Why I Love SOFI Stock … and You Should, Too

Stocks to buy

SoFi (NASDAQ:SOFI) stock justified Wall Street’s love by reporting big growth and a narrower-than-expected loss on July 31.

For the quarter ending in June, the company lost $47.5 million, 6 cents per share, on revenue of $498 million. What mattered to analysts was that revenue was up 37% and Earnings Before Income Taxes, Depreciation and Amortization jumped 278%.

Full disclosure. I’m one of those analysts. I became so enamored with SoFi during the 2021 tech boom I bought some shares for my retirement account. I’m still sitting on a loss.

A Closer Look at SOFI Stock

I bought 300 shares in 2021. I could have seen a 40% gain but hung in with it, and I’m now sitting on a loss.

I’m not alone.
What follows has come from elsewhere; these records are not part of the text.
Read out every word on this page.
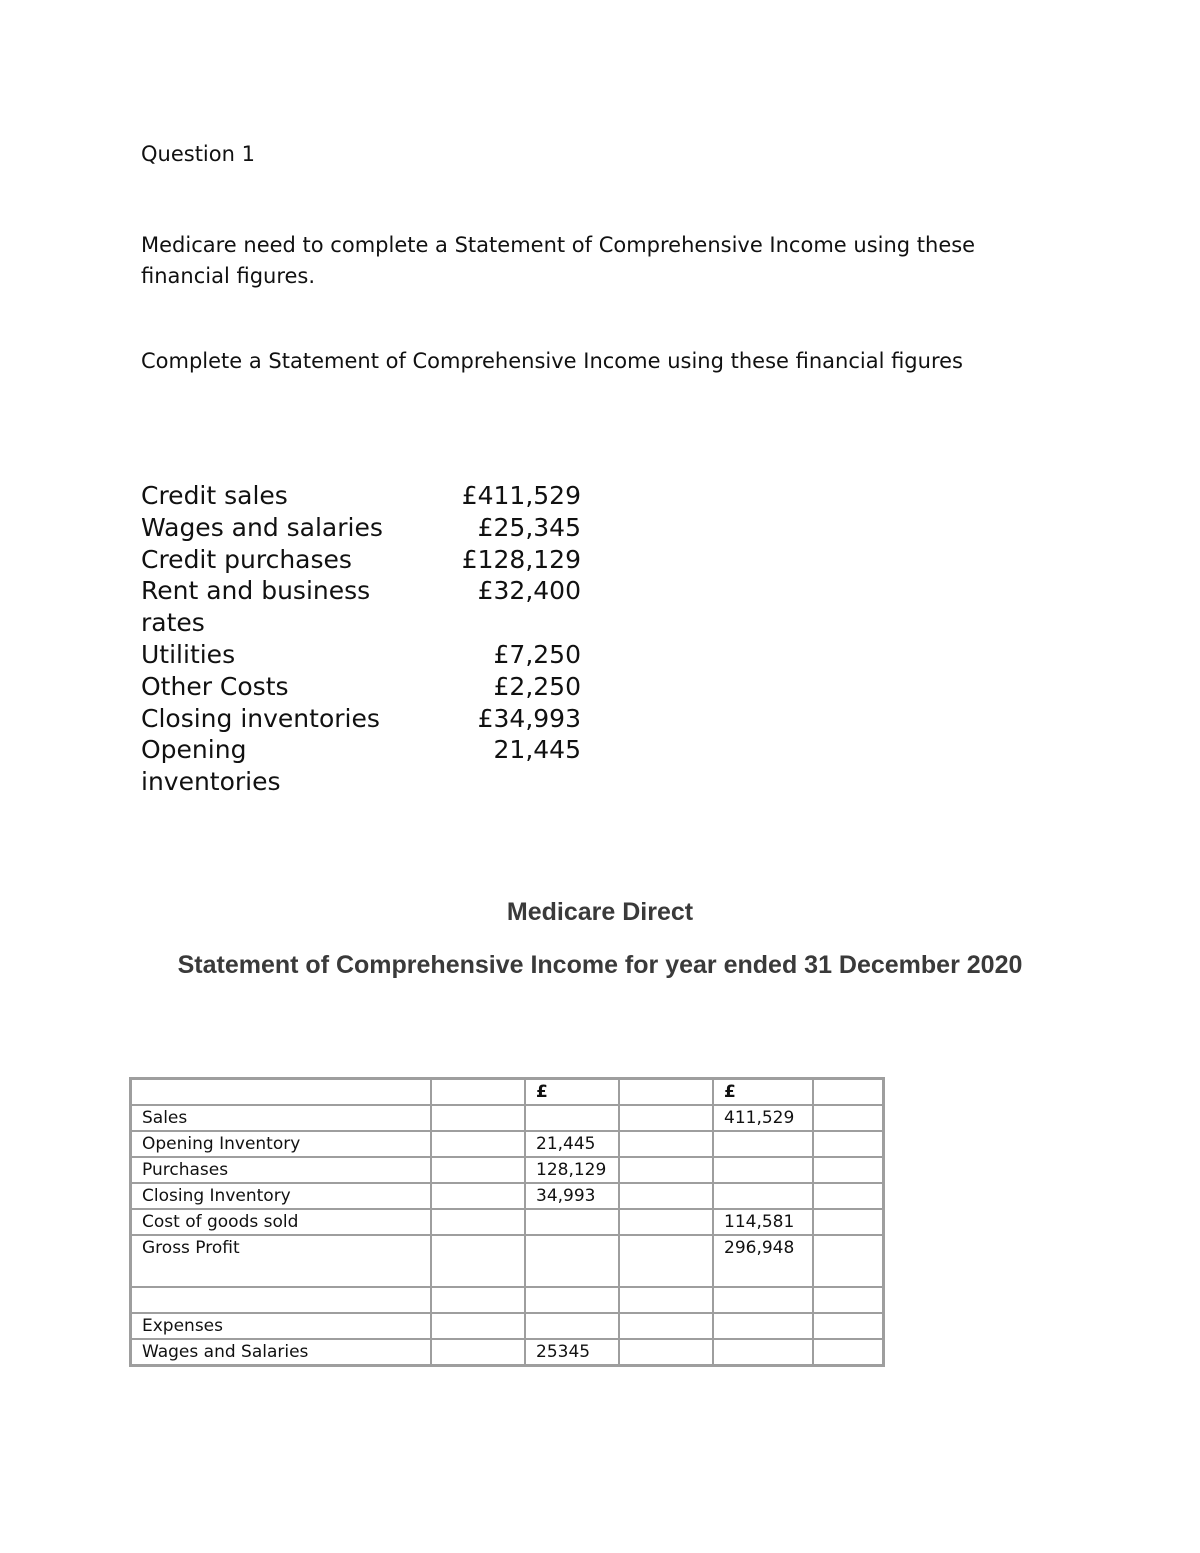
Question 1
Medicare need to complete a Statement of Comprehensive Income using these financial figures.
Complete a Statement of Comprehensive Income using these financial figures
Credit sales	£411,529
Wages and salaries	£25,345
Credit purchases	£128,129
Rent and business rates	£32,400
Utilities	£7,250
Other Costs	£2,250
Closing inventories	£34,993
Opening inventories	21,445
Medicare Direct
Statement of Comprehensive Income for year ended 31 December 2020
		£		£	
Sales				411,529	
Opening Inventory		21,445			
Purchases		128,129			
Closing Inventory		34,993			
Cost of goods sold				114,581	
Gross Profit				296,948	

Expenses					
Wages and Salaries		25345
TV analyst Jim Cramer bought into the SoFi hype. So did other analysts, although in 2023 some don’t want you to know that. Bank of America (NYSE:BAC) reduced its rating on SoFi two weeks before the latest earnings report.

What I like about SoFi stock is that it’s everywhere a fintech (or neobank, as it’s called now) could be. It has a bank charter, offers software for banking and brokerage, trades stocks. You can even get crypto.
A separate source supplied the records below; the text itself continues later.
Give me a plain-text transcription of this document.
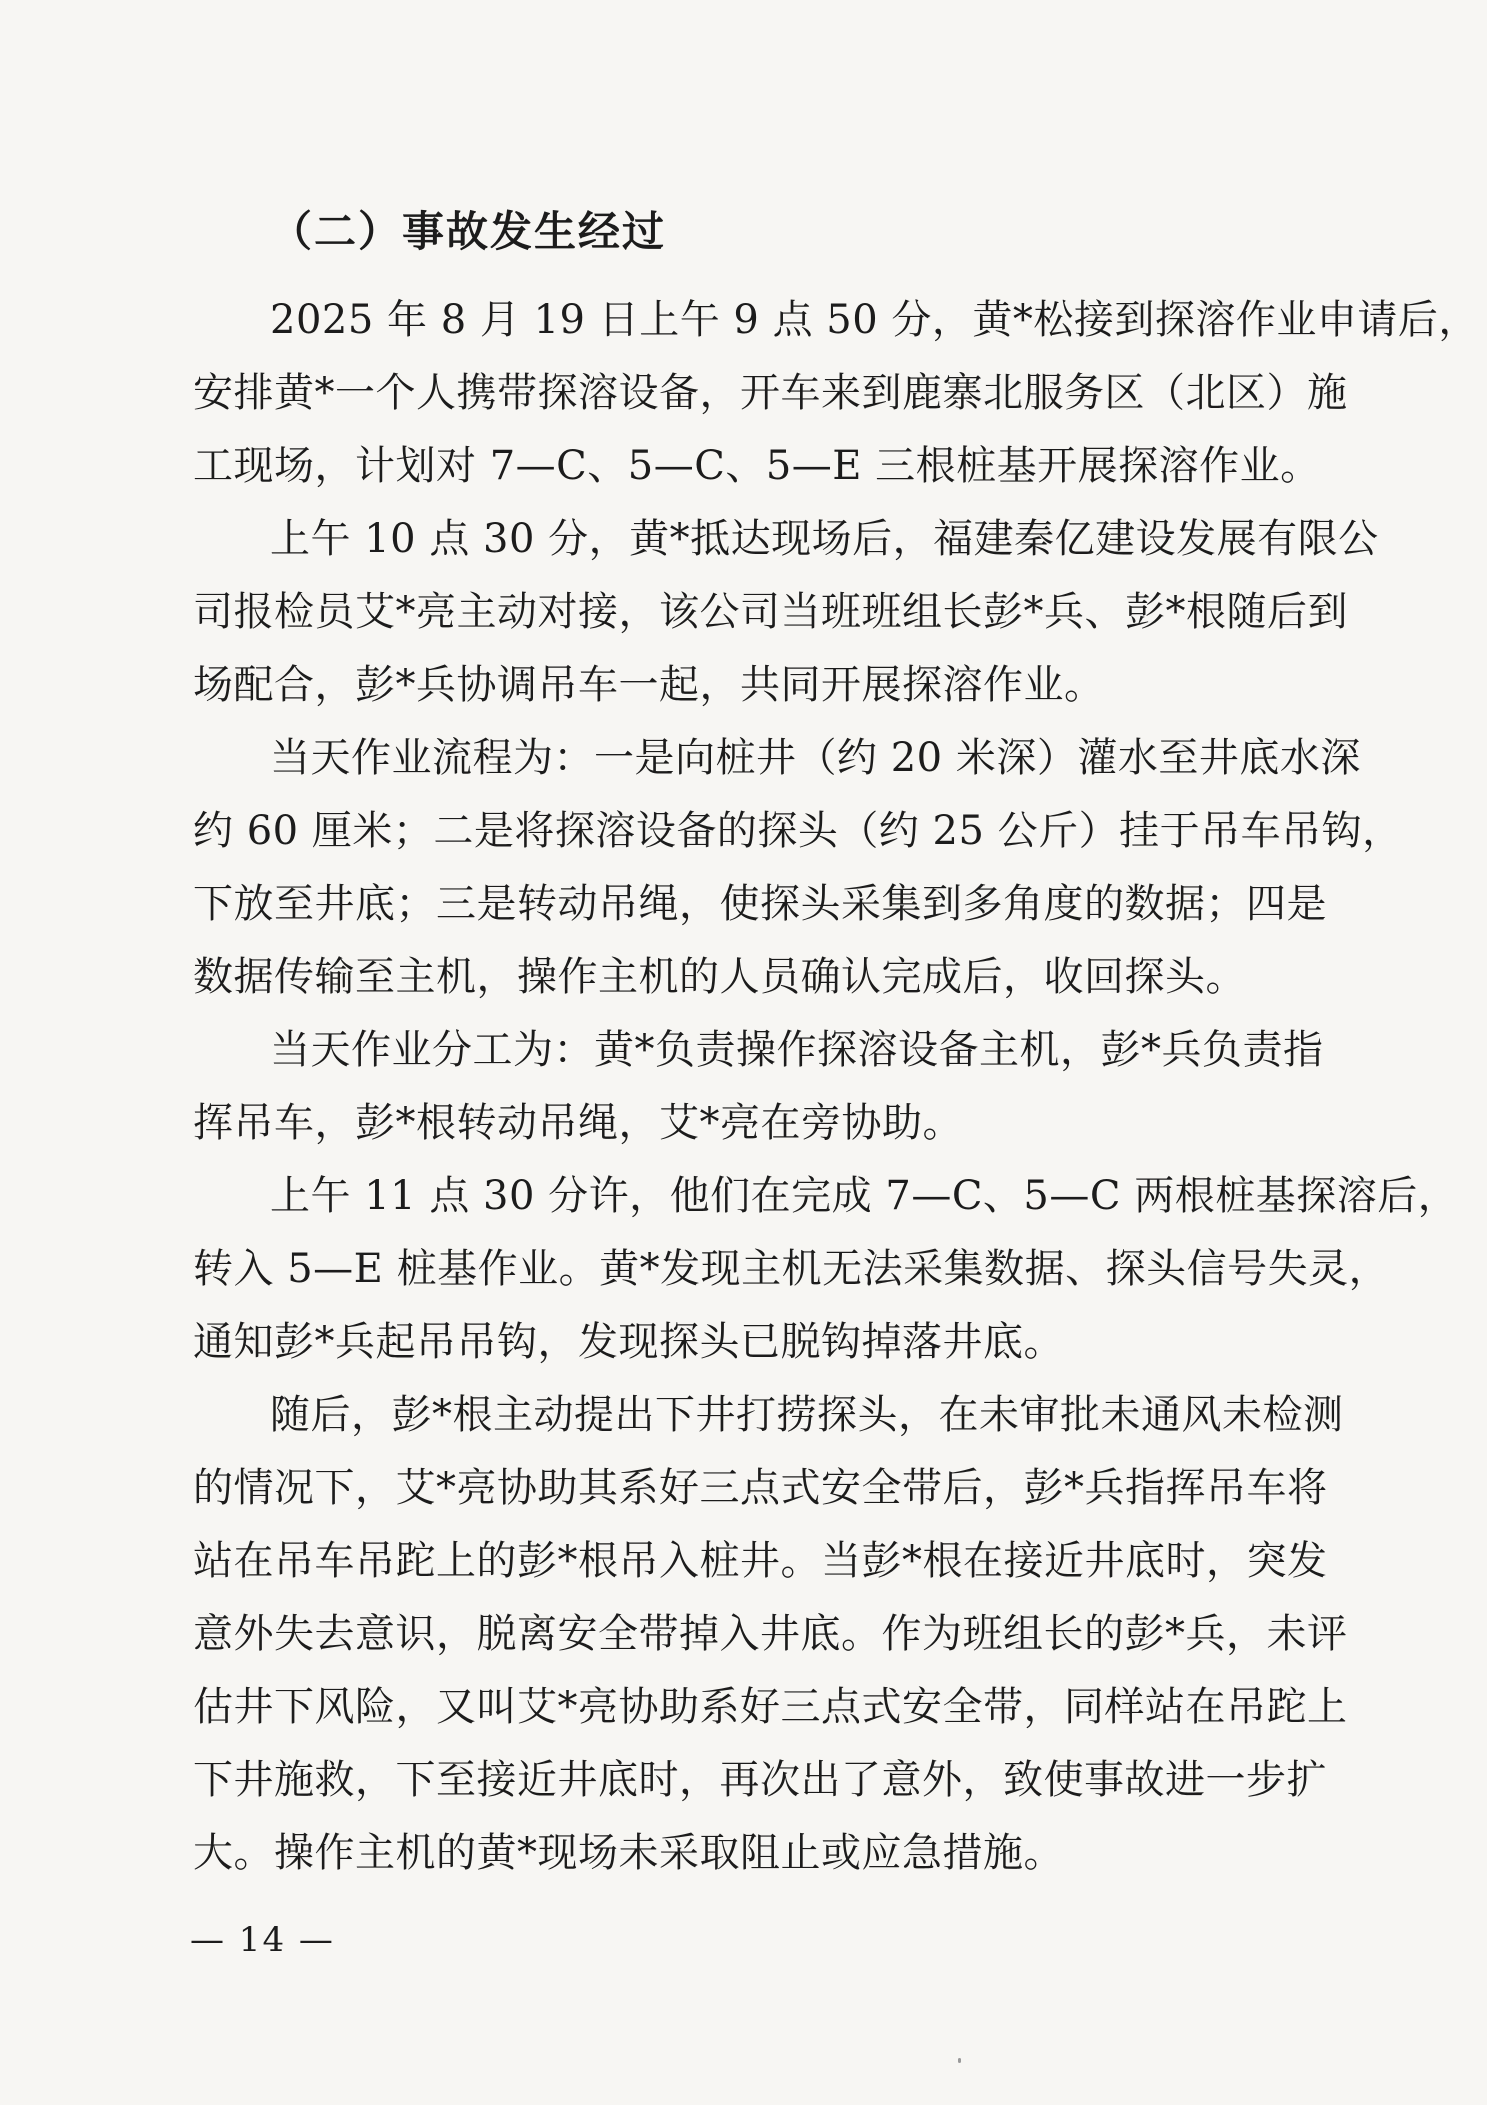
（二）事故发生经过
2025 年 8 月 19 日上午 9 点 50 分，黄*松接到探溶作业申请后，
安排黄*一个人携带探溶设备，开车来到鹿寨北服务区（北区）施
工现场，计划对 7—C、5—C、5—E 三根桩基开展探溶作业。
上午 10 点 30 分，黄*抵达现场后，福建秦亿建设发展有限公
司报检员艾*亮主动对接，该公司当班班组长彭*兵、彭*根随后到
场配合，彭*兵协调吊车一起，共同开展探溶作业。
当天作业流程为：一是向桩井（约 20 米深）灌水至井底水深
约 60 厘米；二是将探溶设备的探头（约 25 公斤）挂于吊车吊钩，
下放至井底；三是转动吊绳，使探头采集到多角度的数据；四是
数据传输至主机，操作主机的人员确认完成后，收回探头。
当天作业分工为：黄*负责操作探溶设备主机，彭*兵负责指
挥吊车，彭*根转动吊绳，艾*亮在旁协助。
上午 11 点 30 分许，他们在完成 7—C、5—C 两根桩基探溶后，
转入 5—E 桩基作业。黄*发现主机无法采集数据、探头信号失灵，
通知彭*兵起吊吊钩，发现探头已脱钩掉落井底。
随后，彭*根主动提出下井打捞探头，在未审批未通风未检测
的情况下，艾*亮协助其系好三点式安全带后，彭*兵指挥吊车将
站在吊车吊跎上的彭*根吊入桩井。当彭*根在接近井底时，突发
意外失去意识，脱离安全带掉入井底。作为班组长的彭*兵，未评
估井下风险，又叫艾*亮协助系好三点式安全带，同样站在吊跎上
下井施救，下至接近井底时，再次出了意外，致使事故进一步扩
大。操作主机的黄*现场未采取阻止或应急措施。
— 14 —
SoFi also has a much bigger brand than its size would suggest. That’s because CEO Anthony Noto was once CFO of the National Football League and got SoFi’s name on the new LA stadium.

Still, there remains a hangover from the 2022 tech wreck. Even at its August 1 price of $10.78 per share, it’s down 31% from its high.

Many Tipranks analysts have walked away, with 4 now saying sell it and just 7 saying buy. The average one-year price forecast is down 16% from where it’s trading now.

Turning the Corner

SoFi still has two big problems. Its first business was student loans. While it can soon expect payments on those to resume, I worry about defaults. Second, it’s mainly funded through equity, not its bank deposits.

Noto has answers to the problems. SoFi is now making nearly 10 times more personal loans than student loans, which are now just one-third of its lending. SoFi is now increasingly a real bank. It had $12.6 billion in deposits at the end of June, up from $7.3 billion just six months before.

SoFi is still losing money on financial services. But the loss was just $4.3 million last quarter, instead of the $53.7 million of a year ago. Its technology platform remains small part of the whole, with year-over-year growth of just 4%.

But Noto insists all the pieces for profit are now together. He expects $2 billion in revenue for all of 2023, and some analysts are coming around. As one Truist (NYSE:TFC) analyst told Barron’s, SoFi is blasting a hole in his bank’s business. “Legacy banks do not and cannot replicate this model,” he said.

The Bottom Line

When I first began covering SoFi, I emphasized that it was a long-term play, a stock investors should wait on.

I still hold that view. The physical footprint of most banks is wasted money. Banks are becoming apps, as brokers already are. SoFi is seeing growth across its product line, with industry trends and demographics a wind at its back.

As interest rates start to back off, the strength of the SoFi model will become apparent. The bank is going to keep gaining share because its low-cost model, and variable rates, let it offer depositors 4.4% on their money. Companies outside the traditional banking business are going to offer services through Galileo. There’s growth ahead, and profit.

On the Internet, no one knows SoFi isn’t JPMorgan Chase (NYSE:JPM). As that message takes hold, expect this stock to rise.

As of this writing, Dana Blankenhorn had a LONG position in SOFI. The opinions expressed in this article are those of the writer, subject to the InvestorPlace.com Publishing Guidelines.